Help with miscompilation bug

[ennuija]

I'm working on a port of DROD (Deadly Rooms of Death) for GBA. One function is causing an infinite loop (according to VBA it is eating all of the stack). I used gdb to track the bug to std::set::clear. This function isn't the problem, though -- the infinite loop happens here (it's infinite recursion of std::_Rb_tree::_M_erase) but the set reference is already screwed up at this point. Here's some assembly:

Code: Select all

    b80a:	469b      	mov	fp, r3
    b80c:	ab2e      	add	r3, sp, #184
    b80e:	781b      	ldrb	r3, [r3, #0]
    b810:	9306      	str	r3, [sp, #24]
    b812:	1c07      	adds	r7, r0, #0
    b814:	6859      	ldr	r1, [r3, #4]
    b816:	6858      	ldr	r0, [r3, #4]
    b818:	4bcc      	ldr	r3, [pc, #816]	(bb4c <.text+0xbb4c>)
    b81a:	6889      	ldr	r1, [r1, #8]
    b81c:	9303      	str	r3, [sp, #12]
    b81e:	f007 f886 	bl	1292e <.text+0x1292e>

The final "bl" is a branch to a stub that calls std::_Rb_tree::_M_erase. r3 is used as the this pointer. Essentially, r3 looks like a fine address at the start, then the lrdb instruction blows it all away.

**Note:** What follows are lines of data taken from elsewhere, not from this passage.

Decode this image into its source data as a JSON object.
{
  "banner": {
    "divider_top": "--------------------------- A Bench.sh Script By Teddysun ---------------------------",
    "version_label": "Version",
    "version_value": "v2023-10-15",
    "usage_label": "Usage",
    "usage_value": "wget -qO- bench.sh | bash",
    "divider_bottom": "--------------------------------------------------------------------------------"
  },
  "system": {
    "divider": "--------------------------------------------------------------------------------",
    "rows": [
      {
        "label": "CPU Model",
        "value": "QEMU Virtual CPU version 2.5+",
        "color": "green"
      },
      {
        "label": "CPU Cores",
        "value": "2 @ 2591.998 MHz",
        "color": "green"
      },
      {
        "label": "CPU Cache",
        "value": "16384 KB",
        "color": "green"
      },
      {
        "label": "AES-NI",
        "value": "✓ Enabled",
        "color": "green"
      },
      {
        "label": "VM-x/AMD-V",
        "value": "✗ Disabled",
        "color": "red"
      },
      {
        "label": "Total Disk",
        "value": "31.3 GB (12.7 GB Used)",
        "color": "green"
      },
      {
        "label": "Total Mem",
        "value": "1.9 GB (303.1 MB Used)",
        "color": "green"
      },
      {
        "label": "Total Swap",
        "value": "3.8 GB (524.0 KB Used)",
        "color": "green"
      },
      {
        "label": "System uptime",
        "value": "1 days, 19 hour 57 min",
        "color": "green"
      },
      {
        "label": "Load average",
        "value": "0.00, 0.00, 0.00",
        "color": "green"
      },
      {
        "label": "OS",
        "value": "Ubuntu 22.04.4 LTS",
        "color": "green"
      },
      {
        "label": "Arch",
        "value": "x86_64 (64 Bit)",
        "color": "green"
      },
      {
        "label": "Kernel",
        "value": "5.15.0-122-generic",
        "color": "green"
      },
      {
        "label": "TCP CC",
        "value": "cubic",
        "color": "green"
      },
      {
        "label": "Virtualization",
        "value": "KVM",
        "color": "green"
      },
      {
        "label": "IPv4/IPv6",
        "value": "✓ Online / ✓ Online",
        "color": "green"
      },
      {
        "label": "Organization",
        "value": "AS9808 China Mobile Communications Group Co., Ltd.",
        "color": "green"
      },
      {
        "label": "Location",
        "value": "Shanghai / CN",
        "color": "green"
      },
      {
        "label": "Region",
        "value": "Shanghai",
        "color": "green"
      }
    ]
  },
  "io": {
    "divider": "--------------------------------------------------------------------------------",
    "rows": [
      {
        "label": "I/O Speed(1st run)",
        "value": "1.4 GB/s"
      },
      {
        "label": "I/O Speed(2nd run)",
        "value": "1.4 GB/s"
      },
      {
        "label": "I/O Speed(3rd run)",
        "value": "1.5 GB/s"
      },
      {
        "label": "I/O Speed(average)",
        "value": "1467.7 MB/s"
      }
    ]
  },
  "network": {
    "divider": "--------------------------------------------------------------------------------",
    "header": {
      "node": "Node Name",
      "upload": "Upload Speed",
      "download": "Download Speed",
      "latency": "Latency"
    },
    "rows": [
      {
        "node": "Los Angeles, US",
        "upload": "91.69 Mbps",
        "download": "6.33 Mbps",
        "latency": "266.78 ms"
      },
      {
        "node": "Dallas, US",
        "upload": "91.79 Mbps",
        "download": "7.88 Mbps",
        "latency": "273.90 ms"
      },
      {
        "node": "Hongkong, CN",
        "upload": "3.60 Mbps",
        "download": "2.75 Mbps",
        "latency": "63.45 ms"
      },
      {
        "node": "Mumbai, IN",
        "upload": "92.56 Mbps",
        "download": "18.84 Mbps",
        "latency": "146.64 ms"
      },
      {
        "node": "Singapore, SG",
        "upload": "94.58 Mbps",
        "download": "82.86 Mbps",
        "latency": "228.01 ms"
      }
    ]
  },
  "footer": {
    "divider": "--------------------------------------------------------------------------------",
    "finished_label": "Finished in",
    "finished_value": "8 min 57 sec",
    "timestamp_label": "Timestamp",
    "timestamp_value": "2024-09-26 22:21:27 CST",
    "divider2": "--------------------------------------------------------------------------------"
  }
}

Funny thing is that this only happens with function inlining on (e.g. occurs in -O3 or -O2 -finline-functions, but not -O3 -fno-inline-functions or -O2). This means it's pretty difficult to produce a simple test case that exhibits this bug, it doesn't happen in isolation...

Okay, so here are the questions: what's the best way to submit this bug? Is it even worth submitting (because it's GCC 4.1.2?) Any suggestions as to isolating it? How about tracking whether it is fixed in later versions?

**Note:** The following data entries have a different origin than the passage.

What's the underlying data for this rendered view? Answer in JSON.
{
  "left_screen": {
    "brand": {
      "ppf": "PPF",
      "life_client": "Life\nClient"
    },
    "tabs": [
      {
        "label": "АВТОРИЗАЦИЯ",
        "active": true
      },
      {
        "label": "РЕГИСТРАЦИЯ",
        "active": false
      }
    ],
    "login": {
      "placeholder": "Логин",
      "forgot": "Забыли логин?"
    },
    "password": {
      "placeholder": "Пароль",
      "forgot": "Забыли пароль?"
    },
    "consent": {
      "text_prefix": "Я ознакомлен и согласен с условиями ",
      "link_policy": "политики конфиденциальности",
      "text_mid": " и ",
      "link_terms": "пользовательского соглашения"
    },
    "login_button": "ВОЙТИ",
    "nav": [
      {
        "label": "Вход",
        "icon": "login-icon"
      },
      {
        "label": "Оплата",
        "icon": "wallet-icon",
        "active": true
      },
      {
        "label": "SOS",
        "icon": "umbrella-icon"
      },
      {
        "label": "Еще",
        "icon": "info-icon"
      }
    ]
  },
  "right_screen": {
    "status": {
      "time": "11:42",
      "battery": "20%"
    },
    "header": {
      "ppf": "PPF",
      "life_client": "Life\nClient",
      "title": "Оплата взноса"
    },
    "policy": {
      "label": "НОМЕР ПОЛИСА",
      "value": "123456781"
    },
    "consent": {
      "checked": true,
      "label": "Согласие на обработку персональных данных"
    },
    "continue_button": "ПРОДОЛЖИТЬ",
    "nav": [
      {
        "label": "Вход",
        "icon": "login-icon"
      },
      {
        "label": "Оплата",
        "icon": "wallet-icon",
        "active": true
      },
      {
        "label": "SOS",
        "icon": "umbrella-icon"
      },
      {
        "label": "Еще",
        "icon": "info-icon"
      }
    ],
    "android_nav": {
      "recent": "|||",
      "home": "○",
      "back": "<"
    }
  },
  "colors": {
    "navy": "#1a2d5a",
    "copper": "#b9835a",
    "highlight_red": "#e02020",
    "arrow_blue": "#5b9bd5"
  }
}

I'm just going to compile with -O2 for now, so I'm not stuck, but it would be nice to have resolved.

p.s.
It doesn't seem to be an aliasing problem (it was my first guess), the bug still occurs with -fno-strict-aliasing. -fomit-frame-pointer is off the hook too.

[WinterMute]

Is this still a problem with the latest toolchain?